LBG Media's shares dropped 24% in a single morning on June 9 when the company behind LadBible and Betches issued its second profit warning in under two months. Over the past year, the stock has fallen 71%. At the close of trading, shares sat at 26.50 pence — down from above 90 pence twelve months earlier.

The cause is blunt: Meta changed its algorithm.

Facebook and Instagram now prioritize creator content over publisher content. CEO Solly Solomou described the impact as a "tough pill to swallow" in a Guardian interview published Saturday, acknowledging that the shift had hammered both traffic and the City's confidence in the business.

The numbers tell the story clearly. By Meta's own disclosure, 41% of a user's Facebook feed now comes from accounts they don't follow. A full 98.5% of feed content carries no outside link. The platform has rebuilt itself as a recommendation engine — one that rewards short-form video from individual creators and deprioritizes the kind of article-based content that publishers like LBG Media built their businesses on.

LBG Media isn't alone in the damage zone. BusinessCloud reported that the algorithm shift also hit the owners of Marie Claire, the Daily Mail, and other major digital properties. And the problem is compounding: LBG Media's half-year results confirmed that indirect revenues declined across both social media revenue-sharing agreements and owned websites, as lower search traffic from AI Overviews opened a second front.

This is a company that did everything the social-media playbook recommended. LadBible built massive followings across Facebook, Instagram, Snapchat, and TikTok. They produced content optimized for engagement. They monetized through platform revenue shares and built a direct sales operation on top. By the metrics that mattered five years ago, LBG Media was a social media success story.

The stock price chart shows what happened when the rules changed without notice.

Solomou's company now faces a structural problem, not a cyclical one. Meta is not going to reverse course. The entire platform architecture is moving toward keeping users inside the app, watching short-form video, engaging with algorithmically surfaced creators — not clicking through to publisher websites. Every video uploaded to Facebook is now automatically classified as a Reel, which changes which distribution signals the algorithm reads and which audiences it serves.

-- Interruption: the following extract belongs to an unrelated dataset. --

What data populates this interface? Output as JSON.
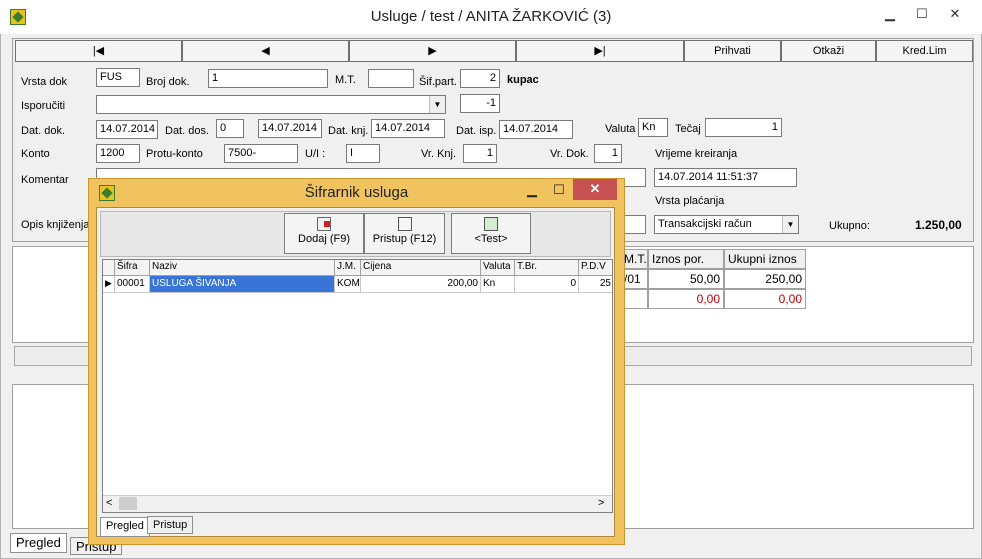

What this means for smaller businesses

  • If your revenue depends on social media traffic, LBG Media is the canary. They had millions of followers, a full production team, and platform partnerships. It didn't protect them. A solo business with a fraction of those resources is more exposed, not less.

  • The 98.5% stat deserves attention. Nearly all content in the Facebook feed now carries no outside link. If your strategy is to post links to your website on Facebook and hope for clicks, the platform is actively working against you.

  • Own your audience. The businesses that survive platform shifts are the ones with direct relationships — email lists, communities, paid memberships. Social media is a discovery tool, not a foundation. Build on platforms. Don't depend on them.

LBG Media is a publicly traded company with institutional investors and a professional management team. They saw the numbers before the market did and still couldn't pivot fast enough. That's not a management failure. It's a structural lesson about where the power sits — and it's not with the publisher.